Un papillon de rêves, d'un vol saccadé, s'approche et se prélasse dans les lumières de l'oubli, qui l'aveuglent le temps de quelques secondes, instants de peine oubliée: celle de sa propre condition. Il est éclairé et se sent au chaud, la noirceur des tréfonds de son cœur absorbant sans relâche la chaleur superficielle. La lumière aveuglante disparaît alors et laisse place au coussin frais de peine, omniprésent et peut-être trop froid, quelque soit la situation. Il ne sait pas: sa propre conscience lui joue-t-elle des tours ou est-il frappé de plein fouet, de coups soudains et douloureux, par sa situation d'homme?

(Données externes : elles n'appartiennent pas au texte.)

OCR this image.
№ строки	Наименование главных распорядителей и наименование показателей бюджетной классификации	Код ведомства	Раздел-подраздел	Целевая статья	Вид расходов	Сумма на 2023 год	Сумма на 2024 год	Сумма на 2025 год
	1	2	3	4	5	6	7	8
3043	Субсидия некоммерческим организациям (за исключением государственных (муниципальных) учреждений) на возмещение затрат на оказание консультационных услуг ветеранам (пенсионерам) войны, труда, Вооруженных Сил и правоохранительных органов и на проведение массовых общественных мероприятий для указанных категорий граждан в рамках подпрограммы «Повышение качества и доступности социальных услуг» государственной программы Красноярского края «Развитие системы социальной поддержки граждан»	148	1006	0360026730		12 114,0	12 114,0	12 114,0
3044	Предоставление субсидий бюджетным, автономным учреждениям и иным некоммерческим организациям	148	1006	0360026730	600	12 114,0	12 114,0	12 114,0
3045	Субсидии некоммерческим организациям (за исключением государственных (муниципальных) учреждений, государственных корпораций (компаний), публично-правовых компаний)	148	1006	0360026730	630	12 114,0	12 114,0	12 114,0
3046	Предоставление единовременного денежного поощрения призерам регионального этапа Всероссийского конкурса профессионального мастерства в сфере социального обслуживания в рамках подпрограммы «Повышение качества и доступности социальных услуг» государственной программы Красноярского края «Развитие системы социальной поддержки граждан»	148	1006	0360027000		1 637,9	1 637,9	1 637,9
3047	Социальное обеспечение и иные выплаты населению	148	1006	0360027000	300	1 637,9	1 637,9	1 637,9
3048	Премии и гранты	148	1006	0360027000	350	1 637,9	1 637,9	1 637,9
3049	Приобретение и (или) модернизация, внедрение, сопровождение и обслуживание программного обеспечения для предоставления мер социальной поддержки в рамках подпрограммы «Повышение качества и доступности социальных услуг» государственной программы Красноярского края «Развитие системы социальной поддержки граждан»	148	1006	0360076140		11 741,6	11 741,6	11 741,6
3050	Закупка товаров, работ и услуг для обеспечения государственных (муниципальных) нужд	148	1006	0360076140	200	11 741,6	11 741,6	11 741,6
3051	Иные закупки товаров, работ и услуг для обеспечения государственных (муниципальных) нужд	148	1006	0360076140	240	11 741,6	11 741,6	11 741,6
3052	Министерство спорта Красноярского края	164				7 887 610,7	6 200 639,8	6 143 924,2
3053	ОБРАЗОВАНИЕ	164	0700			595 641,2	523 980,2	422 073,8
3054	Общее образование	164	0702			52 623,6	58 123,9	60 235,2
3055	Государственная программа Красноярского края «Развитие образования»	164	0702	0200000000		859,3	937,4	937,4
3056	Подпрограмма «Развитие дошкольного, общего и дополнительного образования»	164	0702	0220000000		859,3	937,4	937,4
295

Son cerveau d'insecte ne peut emmagasiner un tel flot d'informations: une telle vérité équivaudrait à faire fondre son âme tels les mortels qui boivent du nectar et mangent de l'ambroisie. Il reste alors là. Il ne sait rien. Tout en ayant l'impression d'être proche de la vérité: il n'est qu'à des années lumières, au fin fond de l'univers, extrémité ultime. Ses ailes microscopiques feront l'affaire.
Ce papillon est nostalgique, du temps où il était larve. Parfois il rampe, sur l'anneau d'une planète clandestine, en mémoire aux temps insouciants, il sait qu'il ne sera jamais pareil. Il ne sait pas, encore une fois si le monde lui a volé son enfance ou s'il l'a jetée, ignorant la solennité de ses actes irréversibles. Il est sorti du cocon beaucoup trop tôt. Lors de certaines nuits, entre deux galaxies, éclairé par la lumière bleutée lointaine d'une étoile, il confond nuage de peine, comète, et cocon: il croit le revoir, le retrouver. Un doux mirage galactique, au goût amer. Au fond il sait qu'il a trop grandi pour pouvoir y rentrer.